My forays into shopping for maternity clothes have not gone well. There seems to be a silent agreement among the manufacturers that every shirt must be adorned with both frills and a floral pattern, while every pair of pants must hug tightly to the skin and boast decorative stitching. From the pants I’ve tried on, I’ve learned that most of the pockets aren’t even real: they’re just decorative. What kind of clothing has fake pockets?! I need those pockets! They’re where I keep my change and awkwardly shove my hands during hallway conversations with coworkers.
These shopping struggles have discouraged me, turning me into a petulant child every time Sea suggests I try something on, and have also resulted in a very limited wardrobe. As of last week, I had bought three pairs of maternity pants and no maternity shirts. I had supplemented my wardrobe with larger polos, but in general was just attempting to pull my regular shirts down and my regular pants up as much as humanly possible while stubbornly insisting that it all still fit.
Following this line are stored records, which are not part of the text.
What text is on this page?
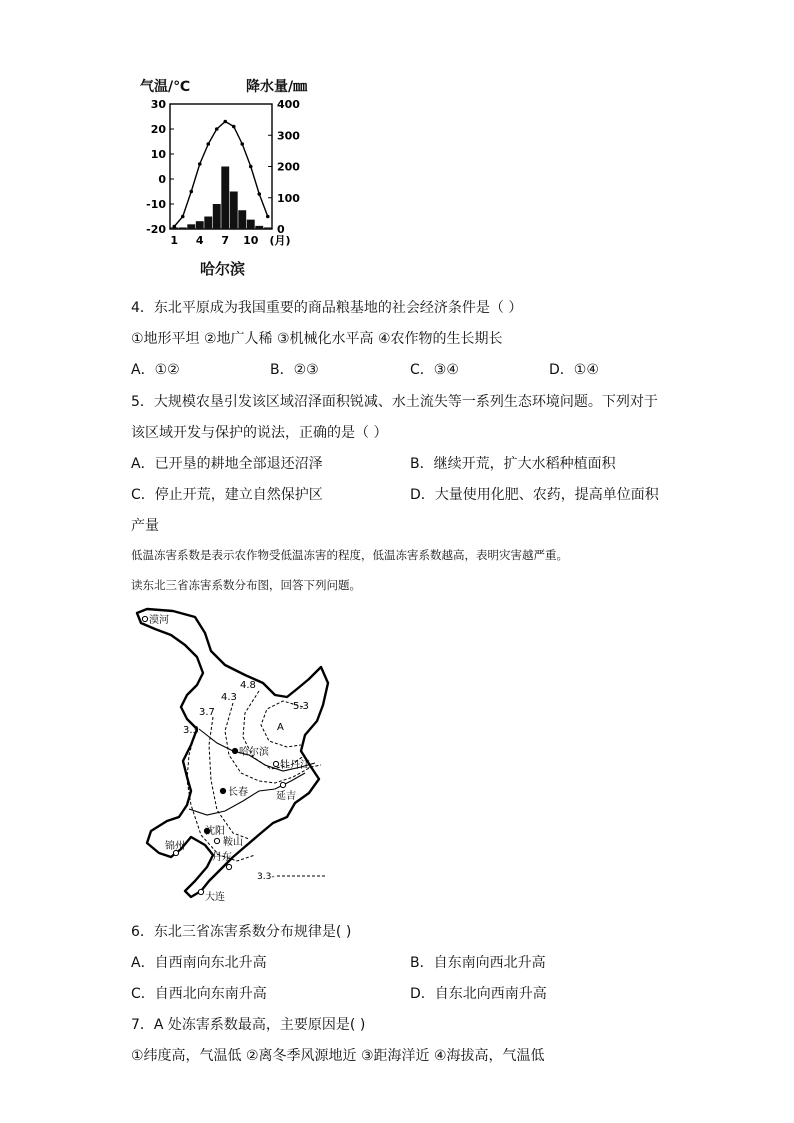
气温/℃	降水量/㎜
30
20
10
0
-10
-20
400
300
200
100
0
1 4 7 10 (月)
哈尔滨
4．东北平原成为我国重要的商品粮基地的社会经济条件是（ ）
①地形平坦 ②地广人稀 ③机械化水平高 ④农作物的生长期长
A．①②	B．②③	C．③④	D．①④
5．大规模农垦引发该区域沼泽面积锐减、水土流失等一系列生态环境问题。下列对于
该区域开发与保护的说法，正确的是（ ）
A．已开垦的耕地全部退还沼泽	B．继续开荒，扩大水稻种植面积
C．停止开荒，建立自然保护区	D．大量使用化肥、农药，提高单位面积
产量
低温冻害系数是表示农作物受低温冻害的程度，低温冻害系数越高，表明灾害越严重。
读东北三省冻害系数分布图，回答下列问题。
漠河
哈尔滨
牡丹江
长春	延吉
沈阳
鞍山
锦州
丹东
大连
A
3.3
3.7
4.3
4.8
5.3
3.3-
6．东北三省冻害系数分布规律是( )
A．自西南向东北升高	B．自东南向西北升高
C．自西北向东南升高	D．自东北向西南升高
7．A 处冻害系数最高，主要原因是( )
①纬度高，气温低 ②离冬季风源地近 ③距海洋近 ④海拔高，气温低
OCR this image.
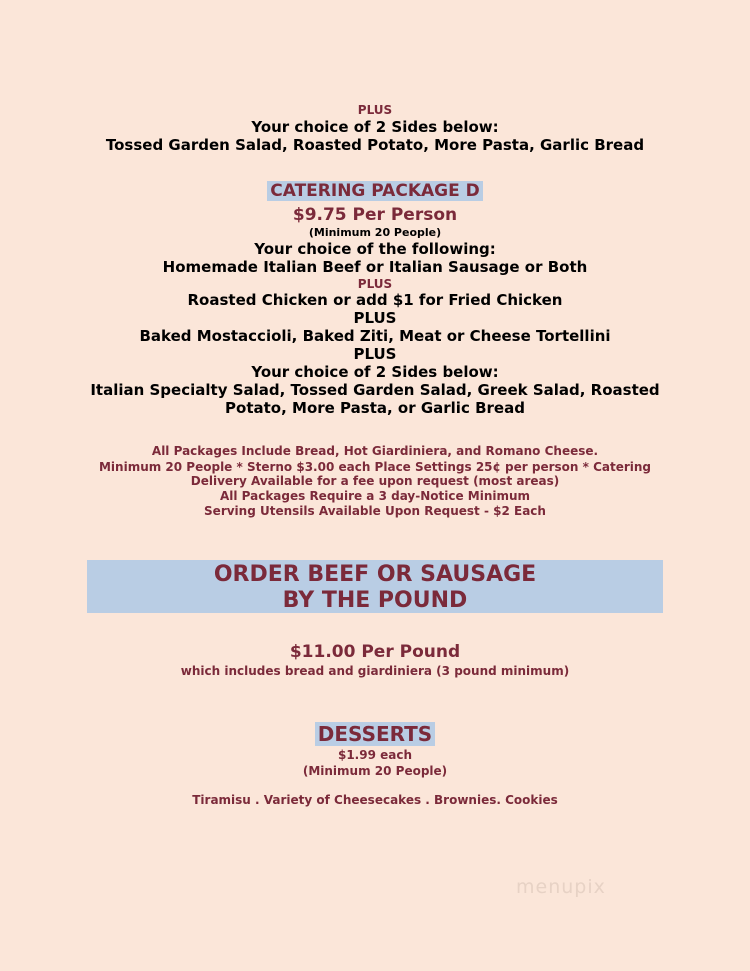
PLUS
Your choice of 2 Sides below:
Tossed Garden Salad, Roasted Potato, More Pasta, Garlic Bread
CATERING PACKAGE D
$9.75 Per Person
(Minimum 20 People)
Your choice of the following:
Homemade Italian Beef or Italian Sausage or Both
PLUS
Roasted Chicken or add $1 for Fried Chicken
PLUS
Baked Mostaccioli, Baked Ziti, Meat or Cheese Tortellini
PLUS
Your choice of 2 Sides below:
Italian Specialty Salad, Tossed Garden Salad, Greek Salad, Roasted
Potato, More Pasta, or Garlic Bread
All Packages Include Bread, Hot Giardiniera, and Romano Cheese.
Minimum 20 People * Sterno $3.00 each Place Settings 25¢ per person * Catering
Delivery Available for a fee upon request (most areas)
All Packages Require a 3 day-Notice Minimum
Serving Utensils Available Upon Request - $2 Each
ORDER BEEF OR SAUSAGE
BY THE POUND
$11.00 Per Pound
which includes bread and giardiniera (3 pound minimum)
DESSERTS
$1.99 each
(Minimum 20 People)
Tiramisu . Variety of Cheesecakes . Brownies. Cookies
menupix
One day after work last week, Sea and I met up near our house. She took one look at the particularly small sweater I was wearing, and insisted that we were going shopping. We went into the nearby thrift store and began a shopping expedition much like many of our others: I tried on maternity jeans and hated them, grumpily rejected half a dozen sweaters Sea had pulled off the rack, and began to wander towards the exit. Then we found the t-shirts:
Note, this is not my pregnant body. If my pregnant body looked anything like the body above, I wouldn’t be worrying about finding maternity wear. But these are the shirts that we found. American Apparel, brand new, in a variety of colours and sizes, all being sold for a fraction of their retail price. I tried them on, and they fit perfectly. Obviously, my pregnant body is not every pregnant body. And my queerly gendered pregnant body isn’t every queerly gendered pregnant body. But if you ever find yourself on this blog having searched “butch pregnancy wear” or “oh god, why the frills?”, give these shirts a try. The shoulders are narrow, so trying on a size large won’t result in seams hanging around your elbows. The fabric is stretchy, so there’s room for substantial belly. And most importantly, these shirts are LONG. While most t-shirts currently give up somewhere around my belly button, these shirts come to rest somewhere firmly below my hips. I bought six or seven in every colour available (except orange, because no) and may never wear anything else.
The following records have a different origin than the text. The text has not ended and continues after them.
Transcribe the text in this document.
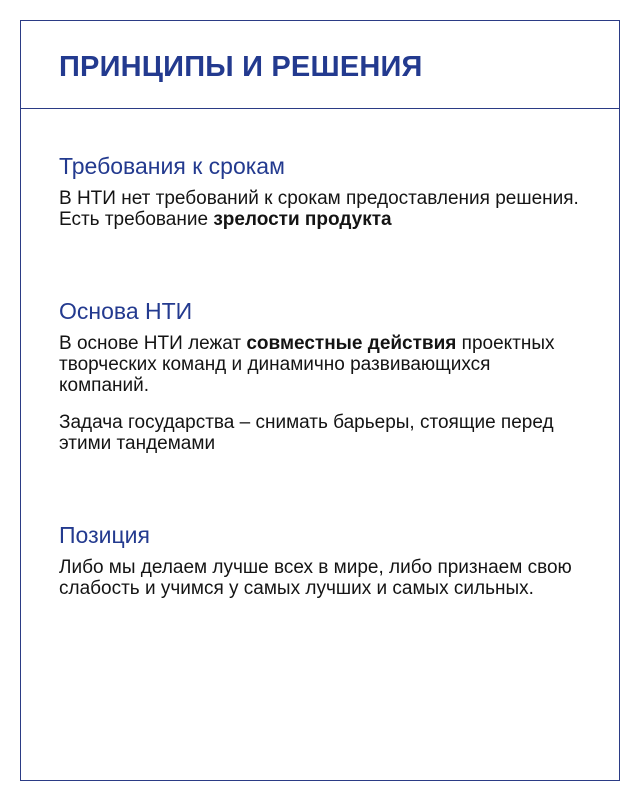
ПРИНЦИПЫ И РЕШЕНИЯ
Требования к срокам

В НТИ нет требований к срокам предоставления решения. Есть требование зрелости продукта

Основа НТИ

В основе НТИ лежат совместные действия проектных творческих команд и динамично развивающихся компаний.

Задача государства – снимать барьеры, стоящие перед этими тандемами

Позиция

Либо мы делаем лучше всех в мире, либо признаем свою слабость и учимся у самых лучших и самых сильных.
I can now go out into the world dressed decently again! I’ve avoided floral prints! I can continue to hold my jeans up with an elastic band under the cover of the cotton shirt! Strangers need not avert their eyes! And these shirts are now my favorite things.
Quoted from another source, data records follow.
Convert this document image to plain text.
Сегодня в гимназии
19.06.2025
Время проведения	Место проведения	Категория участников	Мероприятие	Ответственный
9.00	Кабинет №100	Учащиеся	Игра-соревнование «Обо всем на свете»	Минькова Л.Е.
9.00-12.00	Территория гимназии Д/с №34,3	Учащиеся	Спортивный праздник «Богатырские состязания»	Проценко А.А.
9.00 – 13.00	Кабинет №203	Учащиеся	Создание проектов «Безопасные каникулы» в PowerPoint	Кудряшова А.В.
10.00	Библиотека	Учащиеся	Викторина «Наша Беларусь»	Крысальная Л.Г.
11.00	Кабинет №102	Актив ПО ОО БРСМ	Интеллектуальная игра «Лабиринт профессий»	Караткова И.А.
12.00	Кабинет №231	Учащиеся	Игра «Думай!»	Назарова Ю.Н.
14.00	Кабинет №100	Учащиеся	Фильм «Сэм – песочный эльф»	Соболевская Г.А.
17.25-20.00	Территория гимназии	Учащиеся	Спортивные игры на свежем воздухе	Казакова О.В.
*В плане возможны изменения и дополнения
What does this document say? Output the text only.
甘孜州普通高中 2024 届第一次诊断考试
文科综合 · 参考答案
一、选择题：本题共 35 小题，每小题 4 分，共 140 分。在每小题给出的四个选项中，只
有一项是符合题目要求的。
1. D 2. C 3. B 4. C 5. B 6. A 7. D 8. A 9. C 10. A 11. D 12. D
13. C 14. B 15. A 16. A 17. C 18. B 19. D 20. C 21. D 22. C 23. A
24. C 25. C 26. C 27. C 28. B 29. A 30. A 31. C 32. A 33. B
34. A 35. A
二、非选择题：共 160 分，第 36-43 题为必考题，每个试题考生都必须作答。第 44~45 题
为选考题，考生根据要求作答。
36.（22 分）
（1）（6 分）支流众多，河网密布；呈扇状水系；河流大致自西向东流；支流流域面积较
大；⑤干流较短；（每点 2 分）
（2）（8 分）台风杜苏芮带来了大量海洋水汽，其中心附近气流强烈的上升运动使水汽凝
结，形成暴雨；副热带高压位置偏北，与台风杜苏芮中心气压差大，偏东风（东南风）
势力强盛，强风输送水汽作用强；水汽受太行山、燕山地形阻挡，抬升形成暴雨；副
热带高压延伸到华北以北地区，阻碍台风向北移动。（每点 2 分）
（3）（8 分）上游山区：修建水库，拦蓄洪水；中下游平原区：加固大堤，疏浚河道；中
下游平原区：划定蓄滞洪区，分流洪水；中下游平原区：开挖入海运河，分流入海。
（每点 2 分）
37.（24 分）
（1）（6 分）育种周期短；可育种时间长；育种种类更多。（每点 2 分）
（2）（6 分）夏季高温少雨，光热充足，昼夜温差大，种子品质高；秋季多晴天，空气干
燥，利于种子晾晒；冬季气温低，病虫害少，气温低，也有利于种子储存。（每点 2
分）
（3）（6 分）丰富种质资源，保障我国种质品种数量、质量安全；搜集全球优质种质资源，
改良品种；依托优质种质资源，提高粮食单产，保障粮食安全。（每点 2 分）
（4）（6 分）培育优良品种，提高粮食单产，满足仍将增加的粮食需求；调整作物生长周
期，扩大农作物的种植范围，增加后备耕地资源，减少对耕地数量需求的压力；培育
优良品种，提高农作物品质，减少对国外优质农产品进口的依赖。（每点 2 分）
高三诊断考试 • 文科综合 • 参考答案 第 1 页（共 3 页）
(Please also note: my humble little queer gayby making blog isn’t infamous enough for sponsored posts. I haven’t been bribed to write this post by any individual or company. I also know of many perfectly good reasons why American Apparel might not be your friend. I just really love these shirts for providing me with comfortable pregnancy wear minus gender dysphoria. Unlike Oprah, I’m also not nearly rich enough to give away my favorite things. But if you find yourself in a pregnancy wardrobe crisis after November, 2013 send me a message and I might pass them along.)